Mieszkańcy Stargardu nie chcą już, by był on Szczeciński. Dlaczego? Bo to wbrew historii, bo trudno nazwę wymówić obcokrajowcom. Czas na zmiany i powrót do korzeni, zresztą nie tylko w Stargardzie. Także w Rzymie - tym koło Ameryki i Brazylii. Dobre chęci to jednak za mało. Okazuje się, że zmienić nazwę miejscowości nie jest tak łatwo.
- Stargard jest stargardzki, Szczecin jest szczeciński, więc promujmy to, co mamy u siebie najlepszego - podkreśla Zdzisław Rygiel z Urzędu Miasta w Stargardzie Szczecińskim.

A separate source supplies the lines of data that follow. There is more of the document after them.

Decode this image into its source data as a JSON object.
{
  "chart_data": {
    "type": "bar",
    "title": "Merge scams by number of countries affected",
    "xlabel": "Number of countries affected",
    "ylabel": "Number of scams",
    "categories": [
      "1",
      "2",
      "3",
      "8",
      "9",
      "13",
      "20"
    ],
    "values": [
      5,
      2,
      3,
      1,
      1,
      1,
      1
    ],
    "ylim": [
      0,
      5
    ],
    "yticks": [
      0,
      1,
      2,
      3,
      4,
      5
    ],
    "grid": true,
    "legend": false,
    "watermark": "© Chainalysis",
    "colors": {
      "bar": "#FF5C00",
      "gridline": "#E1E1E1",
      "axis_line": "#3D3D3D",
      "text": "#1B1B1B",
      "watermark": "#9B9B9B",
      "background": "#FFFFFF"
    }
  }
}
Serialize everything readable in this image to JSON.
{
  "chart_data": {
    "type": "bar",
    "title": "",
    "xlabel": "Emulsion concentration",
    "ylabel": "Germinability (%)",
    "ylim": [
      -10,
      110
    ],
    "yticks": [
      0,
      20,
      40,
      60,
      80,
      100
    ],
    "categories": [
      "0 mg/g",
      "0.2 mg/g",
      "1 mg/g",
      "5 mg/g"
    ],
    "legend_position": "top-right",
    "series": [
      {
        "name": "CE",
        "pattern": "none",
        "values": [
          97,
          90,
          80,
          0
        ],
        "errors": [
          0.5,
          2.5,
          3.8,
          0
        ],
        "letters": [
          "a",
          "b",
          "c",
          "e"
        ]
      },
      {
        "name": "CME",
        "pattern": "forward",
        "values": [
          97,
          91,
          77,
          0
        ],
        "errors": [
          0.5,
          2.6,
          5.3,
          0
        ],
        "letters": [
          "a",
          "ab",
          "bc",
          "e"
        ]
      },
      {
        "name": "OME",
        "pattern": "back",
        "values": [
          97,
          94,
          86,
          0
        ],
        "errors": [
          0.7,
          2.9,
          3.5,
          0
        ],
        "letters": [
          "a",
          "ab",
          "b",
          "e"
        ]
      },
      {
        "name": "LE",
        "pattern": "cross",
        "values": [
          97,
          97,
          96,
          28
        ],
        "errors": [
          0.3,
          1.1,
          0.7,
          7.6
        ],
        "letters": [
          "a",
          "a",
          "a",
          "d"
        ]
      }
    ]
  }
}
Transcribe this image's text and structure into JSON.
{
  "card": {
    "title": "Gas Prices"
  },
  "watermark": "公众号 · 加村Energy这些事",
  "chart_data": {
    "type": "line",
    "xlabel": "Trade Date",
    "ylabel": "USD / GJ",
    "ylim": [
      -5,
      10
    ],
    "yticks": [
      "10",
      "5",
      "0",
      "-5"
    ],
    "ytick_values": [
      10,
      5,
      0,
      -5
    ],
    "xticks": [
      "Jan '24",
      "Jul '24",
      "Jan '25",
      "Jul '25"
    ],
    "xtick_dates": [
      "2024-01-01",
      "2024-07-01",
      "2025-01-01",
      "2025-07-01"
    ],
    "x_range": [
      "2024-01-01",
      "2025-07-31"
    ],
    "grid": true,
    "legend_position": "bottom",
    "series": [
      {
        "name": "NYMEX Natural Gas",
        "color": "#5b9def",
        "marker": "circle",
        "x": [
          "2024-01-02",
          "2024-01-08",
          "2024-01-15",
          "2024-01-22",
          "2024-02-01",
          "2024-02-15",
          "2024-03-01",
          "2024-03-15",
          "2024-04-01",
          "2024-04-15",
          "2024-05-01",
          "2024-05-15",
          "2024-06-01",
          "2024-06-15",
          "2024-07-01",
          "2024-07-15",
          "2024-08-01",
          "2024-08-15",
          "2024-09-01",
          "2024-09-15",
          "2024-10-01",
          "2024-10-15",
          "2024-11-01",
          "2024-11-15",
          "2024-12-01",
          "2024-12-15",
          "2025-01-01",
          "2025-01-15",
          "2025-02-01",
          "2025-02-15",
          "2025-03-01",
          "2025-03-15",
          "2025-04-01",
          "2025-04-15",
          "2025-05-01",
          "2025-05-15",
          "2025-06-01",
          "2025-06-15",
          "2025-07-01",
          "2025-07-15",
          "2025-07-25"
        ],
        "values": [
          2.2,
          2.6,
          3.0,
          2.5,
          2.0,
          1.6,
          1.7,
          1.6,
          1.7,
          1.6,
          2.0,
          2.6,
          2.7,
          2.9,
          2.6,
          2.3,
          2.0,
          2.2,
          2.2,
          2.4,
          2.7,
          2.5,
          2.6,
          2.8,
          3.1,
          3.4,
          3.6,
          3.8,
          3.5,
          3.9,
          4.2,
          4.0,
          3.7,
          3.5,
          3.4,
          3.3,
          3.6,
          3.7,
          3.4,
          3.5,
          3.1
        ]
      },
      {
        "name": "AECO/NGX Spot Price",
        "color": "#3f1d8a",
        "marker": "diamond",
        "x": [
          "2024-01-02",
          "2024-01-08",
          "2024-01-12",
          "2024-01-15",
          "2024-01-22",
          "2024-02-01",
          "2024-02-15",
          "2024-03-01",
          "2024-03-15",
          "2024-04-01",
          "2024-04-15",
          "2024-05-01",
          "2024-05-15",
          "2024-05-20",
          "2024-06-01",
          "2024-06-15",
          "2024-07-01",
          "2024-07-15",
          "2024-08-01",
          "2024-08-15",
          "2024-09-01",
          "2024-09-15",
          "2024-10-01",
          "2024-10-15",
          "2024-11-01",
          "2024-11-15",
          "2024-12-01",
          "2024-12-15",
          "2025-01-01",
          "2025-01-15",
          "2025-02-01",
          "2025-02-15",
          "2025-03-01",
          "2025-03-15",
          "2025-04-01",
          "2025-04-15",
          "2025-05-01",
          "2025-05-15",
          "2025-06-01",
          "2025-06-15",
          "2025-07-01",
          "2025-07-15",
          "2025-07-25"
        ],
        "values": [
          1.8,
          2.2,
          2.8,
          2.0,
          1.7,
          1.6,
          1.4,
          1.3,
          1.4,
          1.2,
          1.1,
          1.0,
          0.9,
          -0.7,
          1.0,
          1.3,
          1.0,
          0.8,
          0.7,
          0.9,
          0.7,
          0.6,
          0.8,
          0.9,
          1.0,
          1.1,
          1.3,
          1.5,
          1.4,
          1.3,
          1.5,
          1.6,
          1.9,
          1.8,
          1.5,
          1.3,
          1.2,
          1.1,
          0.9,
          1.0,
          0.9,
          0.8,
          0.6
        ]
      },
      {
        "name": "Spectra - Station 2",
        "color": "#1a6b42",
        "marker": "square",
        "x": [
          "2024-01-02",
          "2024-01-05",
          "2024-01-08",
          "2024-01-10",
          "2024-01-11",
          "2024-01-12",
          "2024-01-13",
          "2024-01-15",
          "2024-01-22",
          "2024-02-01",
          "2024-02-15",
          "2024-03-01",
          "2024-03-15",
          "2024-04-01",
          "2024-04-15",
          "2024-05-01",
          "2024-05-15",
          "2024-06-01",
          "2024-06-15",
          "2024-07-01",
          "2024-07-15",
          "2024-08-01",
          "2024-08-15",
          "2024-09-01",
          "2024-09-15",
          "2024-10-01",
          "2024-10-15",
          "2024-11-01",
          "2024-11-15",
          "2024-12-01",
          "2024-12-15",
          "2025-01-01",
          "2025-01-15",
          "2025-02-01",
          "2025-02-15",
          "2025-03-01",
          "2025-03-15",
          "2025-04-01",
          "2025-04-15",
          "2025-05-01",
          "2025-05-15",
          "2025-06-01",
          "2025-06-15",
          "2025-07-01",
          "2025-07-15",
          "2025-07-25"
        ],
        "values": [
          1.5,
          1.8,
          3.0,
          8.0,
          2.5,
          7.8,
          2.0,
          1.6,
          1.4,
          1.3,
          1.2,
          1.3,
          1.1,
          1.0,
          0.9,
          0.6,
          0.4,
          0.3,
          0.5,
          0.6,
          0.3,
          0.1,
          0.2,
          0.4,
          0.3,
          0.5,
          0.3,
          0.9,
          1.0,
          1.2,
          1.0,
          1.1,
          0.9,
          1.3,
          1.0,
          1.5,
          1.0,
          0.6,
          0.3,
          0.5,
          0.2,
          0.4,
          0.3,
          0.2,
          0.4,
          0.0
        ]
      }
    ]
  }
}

Jak dodają działacze Towarzystwa Przyjaciół Stargardu, "szczecińskość" narzucił komunistyczny urzędnik.
"Niektóre litery, to nie są litery"
Początkiem sankcjonowania nowej nazwy jest ankieta. Mieszkańcy wypowiedzą się, czy chcą być szczecińscy, czy nie. Na razie trwa uliczna walka na merytoryczne argumenty. - Po co to wszystko zmieniać, wszystko kręcić i w ogóle - mówią jedni. - I tak większość mówi Stargard - zgadzają się inni.
- W piśmie to stwarza problemy i powoduje, że dostajemy kartki z nazwą np. S. Szczeciński, St. Szcz., Stargard Szczec., Stargard - za przeproszeniem - Szczy i mnóstwo tego typu odmian - podkreśla Bożena Kuszela z Towarzystwa Przyjaciół Stargardu.
Nazwa stwarza problemy, głównie obcokrajowcom. - Widzę tylko t. Niektóre litery, to nie są litery - mówi John, student z Norwegii.
Stare Zasady już nie stare
Nic dziwnego, że miłośnicy Stargardu chcą się ze szczecińskim pożegnać. Zresztą wiele miejscowości w Polsce wprowadza zmiany, choćby kosmetyczne. Od pierwszego stycznia Życk Polski, to Zyck Polski, Wola Żarczycka to Wola Zarczycka, Kotków-Kolonia jest Kolonią Kotków, Nowe Zasady to Zasady Nowe, a Stare Zasady - przestały być stare.
Zasadą niektórych zmian jest otwarcie na świat. Jak w przypadku miejscowości Rzym, która od czterech tygodni nie jest już - jak wcześniej - Smolnikiem. - Bo to nie wiadomo, co to była za miejscowość. Dużo ludzi nie wiedziało gdzie to jest - mówi Teresa Drywa, mieszkanka Rzymu.
Nie zawsze jednak zmiany uszczęśliwiają mieszkańców. Tak było ze wsią Mordownia. - Była Mordownia, później to przerobili na Spokojną a teraz to są Krzaki - wspomina Antoni Sobiło, mieszkaniec wsi Krzaki.